A importância da obra de C. Rogers

Carl Ramson Rogers nasceu em janeiro de 1902, num subúrbio de Chicago, nos Estados Unidos. Começou a dedicar-se à Psicologia em 1928, trabalhando inicialmente com crianças e adolescentes carentes, em Rochester. Em 1939, publicou seu primeiro livro, "O tratamento clínico da criança-problema", no qual reflete sobre seu trabalho desenvolvido em Rochester. Em 1940, tornou-se professor na Universidade Estadual de Ohio e, neste período, utilizou, na formação de seus alunos, entrevistas gravadas de sessões psicoterápicas que foram depois analisadas e supervisionadas. Entre 1944 e 57, ensinou Psicologia em Chigago e fundou um Centro de Aconselhamento na Universidade de Chicago. Neste período, publicou "Terapia centrada no cliente", que marcou as repercussões de suas obras para além dos Estados Unidos. Entre 1957 e 63, lecionou na Universidade de Wisconsin e fez pesquisas com indivíduos normais e psicóticos, das quais resultou a obra "Relacionamento e suas empatias: um estudo de psicoterapia com esquizofrênicos". Também nesta época, publicou outra obra muito conhecida, "Tornar-se pessoa". Em 1964, resolveu abandonar o trabalho e o ambiente universitários, mudando-se para La Jolla, na Califórnia. No início dos anos 70, surgiu "Grupos de encontro". No final desta mesma década, escreveu "Sobre o poder pessoal" em que discute família e casamento. Na área educacional, publicou duas obras: "Liberdade para aprender" e "Liberdade para aprender na nossa época". A seguir, transcrevemos um texto de Oswaldo de Barros Santos, ex-professor de Psicologia na USP e ex-Conselheiro do CFP.

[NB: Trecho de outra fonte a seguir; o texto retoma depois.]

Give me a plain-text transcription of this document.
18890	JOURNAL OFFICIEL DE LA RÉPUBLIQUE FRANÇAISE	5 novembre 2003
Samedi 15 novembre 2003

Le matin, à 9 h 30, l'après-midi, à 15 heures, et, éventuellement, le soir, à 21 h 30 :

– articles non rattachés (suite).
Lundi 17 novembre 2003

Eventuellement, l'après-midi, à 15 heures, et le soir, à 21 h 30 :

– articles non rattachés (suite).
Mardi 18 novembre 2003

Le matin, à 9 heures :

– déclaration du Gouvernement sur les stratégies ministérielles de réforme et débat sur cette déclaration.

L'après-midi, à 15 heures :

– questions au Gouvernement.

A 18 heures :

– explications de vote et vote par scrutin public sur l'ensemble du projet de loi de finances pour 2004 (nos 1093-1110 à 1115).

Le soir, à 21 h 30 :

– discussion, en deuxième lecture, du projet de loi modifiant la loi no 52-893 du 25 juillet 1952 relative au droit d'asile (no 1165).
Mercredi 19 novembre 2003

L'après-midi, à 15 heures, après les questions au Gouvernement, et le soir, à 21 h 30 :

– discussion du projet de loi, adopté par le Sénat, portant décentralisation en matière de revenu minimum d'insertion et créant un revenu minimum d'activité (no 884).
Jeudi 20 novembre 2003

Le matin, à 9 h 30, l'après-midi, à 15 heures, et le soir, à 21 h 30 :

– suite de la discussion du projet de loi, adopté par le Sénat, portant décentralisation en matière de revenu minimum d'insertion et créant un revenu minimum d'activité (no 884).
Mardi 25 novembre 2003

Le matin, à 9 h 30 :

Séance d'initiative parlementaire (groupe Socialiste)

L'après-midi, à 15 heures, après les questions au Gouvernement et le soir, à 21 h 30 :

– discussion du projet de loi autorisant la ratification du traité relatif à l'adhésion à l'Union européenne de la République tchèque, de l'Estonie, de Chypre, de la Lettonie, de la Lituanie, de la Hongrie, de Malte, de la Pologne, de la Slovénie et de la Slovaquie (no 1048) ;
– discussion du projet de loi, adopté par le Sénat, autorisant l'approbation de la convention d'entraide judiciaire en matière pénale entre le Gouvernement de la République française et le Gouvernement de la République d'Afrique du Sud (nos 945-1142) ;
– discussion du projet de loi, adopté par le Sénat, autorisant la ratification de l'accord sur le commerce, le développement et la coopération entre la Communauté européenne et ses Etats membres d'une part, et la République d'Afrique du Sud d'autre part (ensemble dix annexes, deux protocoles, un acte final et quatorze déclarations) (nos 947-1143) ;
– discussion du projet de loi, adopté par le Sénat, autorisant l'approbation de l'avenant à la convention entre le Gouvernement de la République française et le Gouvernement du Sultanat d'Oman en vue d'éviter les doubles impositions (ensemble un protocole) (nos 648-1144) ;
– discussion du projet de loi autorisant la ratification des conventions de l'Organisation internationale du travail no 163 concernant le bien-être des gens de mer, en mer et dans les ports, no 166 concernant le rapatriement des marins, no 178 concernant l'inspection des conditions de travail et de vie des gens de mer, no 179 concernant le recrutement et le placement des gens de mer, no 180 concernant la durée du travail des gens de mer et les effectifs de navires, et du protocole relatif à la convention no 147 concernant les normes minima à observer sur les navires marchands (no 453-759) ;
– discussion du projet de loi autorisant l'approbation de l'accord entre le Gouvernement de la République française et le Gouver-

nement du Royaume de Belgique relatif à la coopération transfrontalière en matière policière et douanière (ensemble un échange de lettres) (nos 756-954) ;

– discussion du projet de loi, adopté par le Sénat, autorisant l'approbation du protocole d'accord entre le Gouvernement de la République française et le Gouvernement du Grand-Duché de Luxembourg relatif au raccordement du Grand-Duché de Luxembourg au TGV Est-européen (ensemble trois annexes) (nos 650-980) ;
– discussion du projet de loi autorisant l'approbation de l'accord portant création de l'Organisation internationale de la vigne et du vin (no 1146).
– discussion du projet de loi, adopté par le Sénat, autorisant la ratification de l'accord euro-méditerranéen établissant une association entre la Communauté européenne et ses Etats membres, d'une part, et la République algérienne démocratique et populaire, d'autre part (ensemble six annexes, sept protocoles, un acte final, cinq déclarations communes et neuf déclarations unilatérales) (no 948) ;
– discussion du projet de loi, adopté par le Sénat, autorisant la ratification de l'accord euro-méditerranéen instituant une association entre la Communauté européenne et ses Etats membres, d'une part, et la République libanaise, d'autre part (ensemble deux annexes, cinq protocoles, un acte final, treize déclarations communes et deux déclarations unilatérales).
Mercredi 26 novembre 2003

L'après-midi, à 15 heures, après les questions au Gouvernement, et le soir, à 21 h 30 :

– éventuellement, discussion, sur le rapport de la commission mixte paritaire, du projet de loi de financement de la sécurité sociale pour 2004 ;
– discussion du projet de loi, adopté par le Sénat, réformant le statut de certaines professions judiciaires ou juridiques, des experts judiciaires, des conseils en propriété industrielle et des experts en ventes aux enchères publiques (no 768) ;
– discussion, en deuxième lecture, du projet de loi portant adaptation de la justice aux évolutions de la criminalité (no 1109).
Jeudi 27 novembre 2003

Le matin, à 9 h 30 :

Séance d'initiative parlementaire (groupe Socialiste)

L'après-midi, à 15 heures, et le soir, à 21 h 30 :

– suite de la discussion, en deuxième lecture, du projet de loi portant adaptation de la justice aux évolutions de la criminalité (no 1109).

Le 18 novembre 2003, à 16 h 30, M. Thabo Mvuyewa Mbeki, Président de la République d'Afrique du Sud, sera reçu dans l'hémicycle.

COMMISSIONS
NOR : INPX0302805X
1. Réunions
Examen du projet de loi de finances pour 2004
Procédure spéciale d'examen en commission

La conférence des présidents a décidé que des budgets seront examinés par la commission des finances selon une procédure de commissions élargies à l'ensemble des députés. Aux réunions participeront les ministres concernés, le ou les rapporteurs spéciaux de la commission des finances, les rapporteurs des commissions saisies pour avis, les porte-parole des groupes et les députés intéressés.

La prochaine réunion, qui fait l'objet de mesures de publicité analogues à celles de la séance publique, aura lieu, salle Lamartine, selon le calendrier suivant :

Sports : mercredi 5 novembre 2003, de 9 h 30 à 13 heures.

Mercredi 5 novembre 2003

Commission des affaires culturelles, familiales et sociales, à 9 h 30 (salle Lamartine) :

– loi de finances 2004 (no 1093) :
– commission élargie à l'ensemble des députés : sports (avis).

Faleceu em 5 de fevereiro de 1987, em La Jolla, nos Estados Unidos, o maior psicólogo e psicoterapeuta que o mundo conheceu na era pós-freudiana. Sua experiência, sua doutrina e suas "técnicas" expressas em seu famoso livro, Counseling and psychotherapy. Newer concepts in practice, publicado pela H. Mifflin Company, em 1942, causaram uma das mais notáveis revoluções no campo da psicoterapia e da orientação educacional, desde a época de Freud e das diversas versões da Psicanálise.

Suas idéias básicas e originais deram origem, como ocorre com todas as novas contribuições, a uma ponderável polêmica sobre o conteúdo e a direção das técnicas de terapia psicológica. Embora, como diz o próprio Rogers, seus conceitos tenham sido, em parte, influenciados pelo pensamento psicanalítico, sua posição como ser humano e como terapeuta é diametralmente oposta à dos analistas ortodoxos. Enquanto estes abrem à exploração psíquica os mais profundos sentimentos do cliente com relação à vida, à morte, ao sexo e a outros impulsos naturais ou culturalmente desenvolvidos, e enfatizam, no cliente, sua luta, seus temores e suas tendências sociais ou anti-sociais, construtivas ou destrutivas, principalmente estas últimas, a terapia rogeriana procura "facilitar" ao indivíduo a sua própria interpretação do "aqui e agora". Os bloqueios, as resistências, os impulsos e a forma de sentir e de vivenciar os fatos da vida são discutidos no plano da realidade objetiva, muito no plano cognitivo, nos simbolismos comuns e na linguagem do dia-a-dia, sem qualquer interpretação que, muitas vezes, mais depende da imaginação e da criatividade dos analistas do que de uma realidade psíquica.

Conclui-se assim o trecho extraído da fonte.